La delgada línea que separa tener una vida acomodada, sin grandes preocupaciones económicas, con calefacción en casa, la nevera medio llena; de vivir sin saber donde dormirás esta noche, lo que comerás, cómo te abrigarás, es tan fina como la vidriera que separa el comedor del restaurante donde he cenado esta noche y la acera de la calle.
Nos reímos, pedimos vino, que no falte de nada. Tenemos que celebrar que ha vuelto. No se había ido de la ciudad, sólo se le había ido la pinza por un tío y había desaparecido. Nada nuevo bajo el sol, es lo que tiene el enamorarse a destiempo, de manera equivocada. Una velada encantadora. Nada larga, ni excesiva, pero sí muy divertida.
Miro por la ventana, no sé qué es lo que miro, en realidad la nada. Una acera, apenas transitada, y la luz de una farola que destaca la figura enjuta de un tipo sentado en un portal. Alzo mi copa y apuro de un trago los restos del vino que queda tras los brindis que llevamos haciendo desde hace más de media hora. No puedo evitarlo, la vista se me desvía constantemente hacía la cristalera. No quiero evitarlo, o sí, no lo sé.

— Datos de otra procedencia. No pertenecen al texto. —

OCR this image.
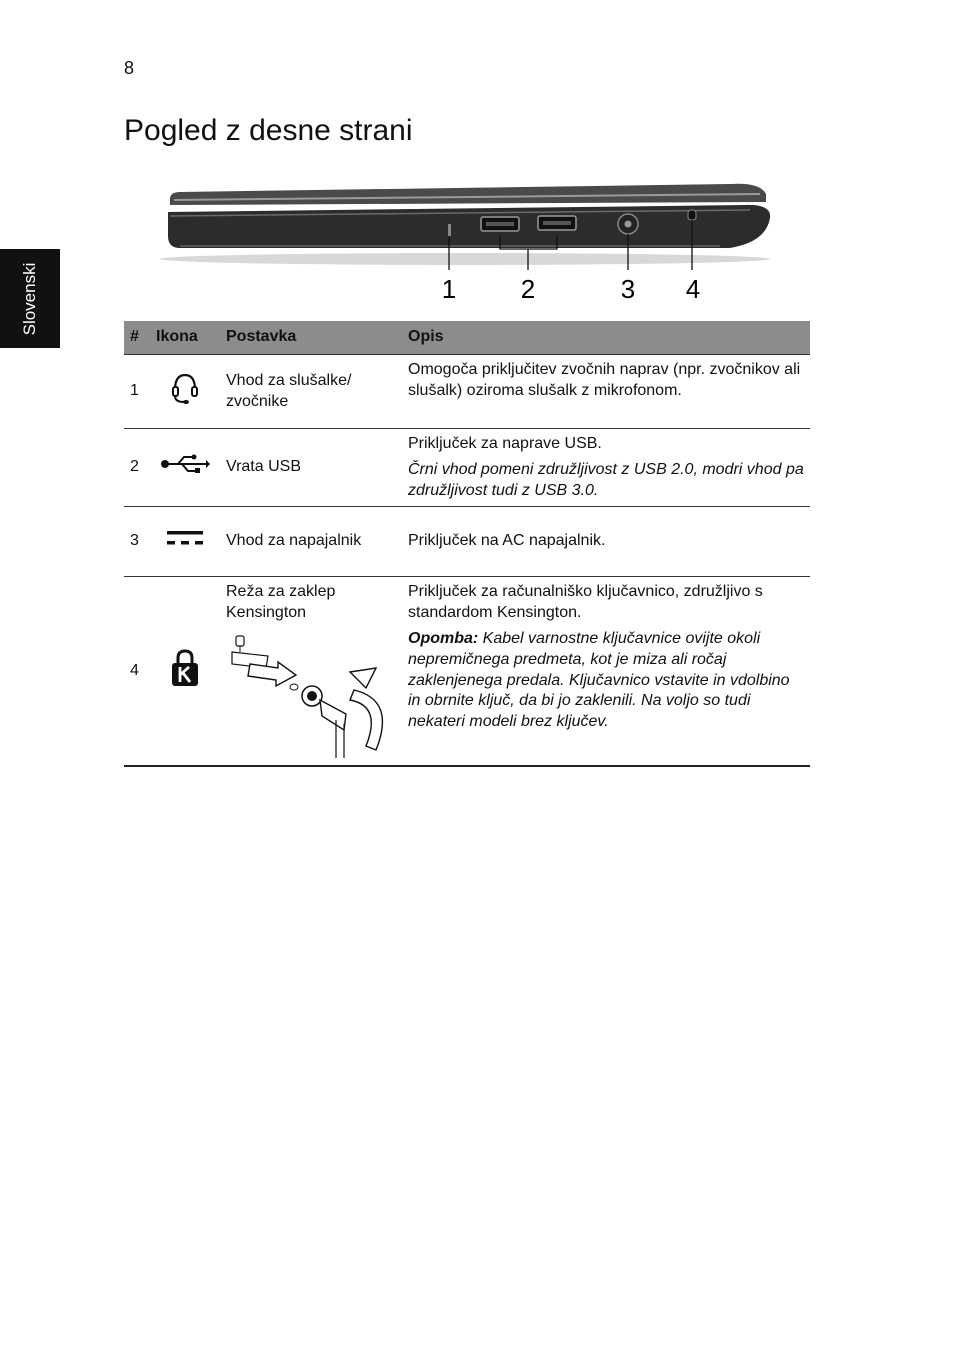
8
Pogled z desne strani
Slovenski	1 2	3 4
#	Ikona	Postavka	Opis
1		Vhod za slušalke/ zvočnike	Omogoča priključitev zvočnih naprav (npr. zvočnikov ali slušalk) oziroma slušalk z mikrofonom.

2		Vrata USB	Priključek za naprave USB.

Črni vhod pomeni združljivost z USB 2.0, modri vhod pa združljivost tudi z USB 3.0.

3		Vhod za napajalnik	Priključek na AC napajalnik.

4		Reža za zaklep Kensington	Priključek za računalniško ključavnico, združljivo s standardom Kensington.

Opomba: Kabel varnostne ključavnice ovijte okoli nepremičnega predmeta, kot je miza ali ročaj zaklenjenega predala. Ključavnico vstavite in vdolbino in obrnite ključ, da bi jo zaklenili. Na voljo so tudi nekateri modeli brez ključev.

Reconozco el abrigo del individuo, una prenda casi de lujo, pero que en la corta distancia que nos separa, un escaso cristal, se percibe vieja, desgastada, moderadamente sucia. No le veo la cara, la tiene entre las rodillas, en una postura complicada, aventurada con un abrazo a si mismo, como el que se dan los niños chicos cuando buscan consuelo. Tiene una mochila sucia a los pies. Reconozco, también, ese tipo de macuto. A lo lejos se escucha el estruendo del camión que recoge la basura. Vuelvo a mirar a la calle y el desconocido, ahora con la cabeza erguida, atraviesa con su mirada la luna que nos separan. Podría jurar que nuestras miradas se cruzan en un punto intermedio entre el cristal y la calle porque he sentido una punzada mortal a la altura del estómago.
Oigo un nuevo brindis, pero algo se ha parado, ni siquiera atino a coger de nuevo la copa, creo que para mí la cena ha terminado. Alguien me nombra y vuelvo a la mesa. Por un momento, me peleo conmigo misma y me reprocho no estar por lo que estoy. Me pregunto cuándo voy a aprender a dejar de mirar por los ventanales y centrarme en lo que importa, en los que tengo frente a mí, a mi lado. y dejar de dispersarme por todo. Hoy celebramos un “regreso” y ahora me pierdo. No puedo evitarlo.
Miro por la ventana y el desconocido ya no mira, vuelve a tener la cabeza entre las piernas y no puedo evitar pensar en lo fina que es la línea que ahora nos separa. Mañana podría ser yo, o tu, o cualquiera de los que cena en este sitio tan cómodo. Un mal golpe de la vida te coloca al otro lado sin compasión alguna. Por eso, cualquiera de nosotros, yo misma, podría ser la que mañana esté sentada en un bordillo cualquiera, con una chaqueta sin lustre por todo abrigo y guardando mis pensamientos perdidos en una cabeza que reposa sobre unas piernas que ya no sostienen más que miseria y decepción.
La línea es mucho más fina de lo que creemos, estoy segura de ello.